Szalay is a leader in the grass-roots standardization effort to bring the next generation petascale databases in astronomy to a common basis, so that they will be interoperable. In support of this goal, Szalay was Project Director of the National Virtual Observatory. In 2001, Jim Gray and Szalay wrote up a viewpoint article on the national virtual observatory project for Science, entitled "The World-Wide Telescope." He was also one of the founders of the International Virtual Observatory Alliance and part of the core team to build the Galaxy Zoo, one of the most visible citizen science projects today.

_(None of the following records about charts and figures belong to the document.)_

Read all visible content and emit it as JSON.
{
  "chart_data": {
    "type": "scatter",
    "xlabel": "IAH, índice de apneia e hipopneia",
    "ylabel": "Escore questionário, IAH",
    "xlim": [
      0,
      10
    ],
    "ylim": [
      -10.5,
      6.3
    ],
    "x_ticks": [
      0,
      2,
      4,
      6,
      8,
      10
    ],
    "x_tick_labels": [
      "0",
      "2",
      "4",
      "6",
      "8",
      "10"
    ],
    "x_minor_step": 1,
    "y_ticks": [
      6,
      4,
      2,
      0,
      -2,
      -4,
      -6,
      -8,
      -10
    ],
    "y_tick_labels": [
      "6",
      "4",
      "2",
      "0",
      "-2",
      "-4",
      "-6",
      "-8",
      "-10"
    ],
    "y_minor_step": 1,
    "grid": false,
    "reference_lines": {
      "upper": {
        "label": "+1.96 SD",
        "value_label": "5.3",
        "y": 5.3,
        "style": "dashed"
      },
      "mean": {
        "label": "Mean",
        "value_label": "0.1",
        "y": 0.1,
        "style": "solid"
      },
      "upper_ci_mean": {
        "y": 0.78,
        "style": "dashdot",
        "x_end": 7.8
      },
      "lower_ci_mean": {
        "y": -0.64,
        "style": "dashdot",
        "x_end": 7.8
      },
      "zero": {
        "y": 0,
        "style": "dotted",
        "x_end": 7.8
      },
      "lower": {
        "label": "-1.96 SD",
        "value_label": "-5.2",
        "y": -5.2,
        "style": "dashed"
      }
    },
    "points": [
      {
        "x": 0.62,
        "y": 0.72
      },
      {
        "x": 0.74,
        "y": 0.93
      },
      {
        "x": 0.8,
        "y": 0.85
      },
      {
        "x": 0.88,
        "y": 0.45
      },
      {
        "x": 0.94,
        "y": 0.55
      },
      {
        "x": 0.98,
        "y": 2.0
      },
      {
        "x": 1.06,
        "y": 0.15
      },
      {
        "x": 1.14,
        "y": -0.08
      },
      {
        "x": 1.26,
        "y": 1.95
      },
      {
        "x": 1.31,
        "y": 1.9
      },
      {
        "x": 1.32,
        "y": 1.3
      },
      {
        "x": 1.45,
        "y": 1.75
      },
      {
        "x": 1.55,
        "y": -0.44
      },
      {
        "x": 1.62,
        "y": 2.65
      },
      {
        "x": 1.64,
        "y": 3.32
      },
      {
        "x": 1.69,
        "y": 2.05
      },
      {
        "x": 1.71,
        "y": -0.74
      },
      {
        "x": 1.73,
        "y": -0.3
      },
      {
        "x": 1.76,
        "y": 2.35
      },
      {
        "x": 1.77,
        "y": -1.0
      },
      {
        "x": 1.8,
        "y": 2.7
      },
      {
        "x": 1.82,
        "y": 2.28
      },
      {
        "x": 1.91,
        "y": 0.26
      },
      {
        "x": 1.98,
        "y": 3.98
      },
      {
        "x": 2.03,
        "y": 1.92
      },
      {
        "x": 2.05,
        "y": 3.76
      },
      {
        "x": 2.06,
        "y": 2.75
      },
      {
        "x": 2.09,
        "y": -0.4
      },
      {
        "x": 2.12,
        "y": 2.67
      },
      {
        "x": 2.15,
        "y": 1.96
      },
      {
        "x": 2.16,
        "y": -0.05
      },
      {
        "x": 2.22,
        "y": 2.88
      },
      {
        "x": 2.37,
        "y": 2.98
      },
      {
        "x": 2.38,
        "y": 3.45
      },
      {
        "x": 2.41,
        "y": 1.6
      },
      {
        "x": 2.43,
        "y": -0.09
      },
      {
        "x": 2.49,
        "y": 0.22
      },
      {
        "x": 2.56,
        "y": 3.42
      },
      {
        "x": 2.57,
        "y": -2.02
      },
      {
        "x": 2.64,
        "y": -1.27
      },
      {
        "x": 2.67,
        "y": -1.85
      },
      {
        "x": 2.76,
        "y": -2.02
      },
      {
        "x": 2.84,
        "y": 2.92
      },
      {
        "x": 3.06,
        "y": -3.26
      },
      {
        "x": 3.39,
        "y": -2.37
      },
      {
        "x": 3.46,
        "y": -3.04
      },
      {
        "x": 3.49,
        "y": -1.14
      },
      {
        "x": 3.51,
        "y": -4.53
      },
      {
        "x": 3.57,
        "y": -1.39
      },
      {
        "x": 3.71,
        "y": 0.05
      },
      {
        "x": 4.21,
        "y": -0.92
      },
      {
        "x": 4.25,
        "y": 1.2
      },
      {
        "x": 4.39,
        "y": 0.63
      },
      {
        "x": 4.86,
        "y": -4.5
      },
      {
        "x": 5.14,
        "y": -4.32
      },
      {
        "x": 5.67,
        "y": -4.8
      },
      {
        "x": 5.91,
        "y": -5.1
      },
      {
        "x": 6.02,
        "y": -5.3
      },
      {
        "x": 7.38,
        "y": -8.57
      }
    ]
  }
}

He was among the top 1% most cited in the world for subject field and year of publication in the 2001 and 2014 Thomson Reuters Highly Cited Researchers reports.

1990

In 1990, Szalay was elected to the Hungarian Academy of Sciences as a Corresponding Member and awarded the E.W. Fullam Prize of the Dudley Observatory. The following year, he received Hungary's Széchenyi Prize, which recognizes “those who have made an outstanding contribution to academic life in Hungary.” Szalay was recognized in particular for his “discovery of the large scale (400 million light years) distribution pattern of galaxies.” In 2003, he was elected as a Fellow of the American Academy of Arts and Sciences. In 2004, he received an Alexander Von Humboldt Research Award in Physical Sciences. In 2007, Szalay received the Jim Gray eScience Award in recognition for his “foundational contributions to interdisciplinary advances in the field of astronomy and groundbreaking work with Jim Gray.” The IEEE Computer Society awarded Szalay with the 2015 Sidney Fernbach Award for "his outstanding contributions to the development of data-intensive computing systems and on the application of such systems in many scientific areas including astrophysics, turbulence, and genomics.”

1969

Alexander Sándor Szalay, Jr. was born in Hungary. His father is Sándor Szalay, who is considered “the father of nuclear physics in Hungary” for his discovery of a natural enrichment mechanism of uranium and neutrinos. Szalay graduated with a Bachelor of Science degree in Physics in 1969 from Kossuth University, now University of Debrecen, in Hungary. He then received a Master of Science in Theoretical Physics 1972 and a Ph.D in Astrophysics in 1975 from the Eötvös Loránd University in Budapest. During this period, from 1974 to 1982, Szalay also played guitar in the Hungarian rock band Panta Rhei (band). After graduation Szalay spent postdoctoral periods at the University of California, Berkeley, University of Chicago, and Fermilab, before accepting an assistant professorship at Eötvös Loránd University in 1982. After rising to the rank of full professor at Eötvös, he joined Johns Hopkins University in 1989. Subsequently, he was named the Alumni Centennial Chair in 1998 and earned a secondary appointment in the Department of Computer Science in 2001. In 2008, he became Doctor Honoris Causa of the Eötvös Loránd University.

1700

A minor planet discovered by the Sloan Digital Sky Survey at Apache Point Observatory was named 170010 Szalay in his honor.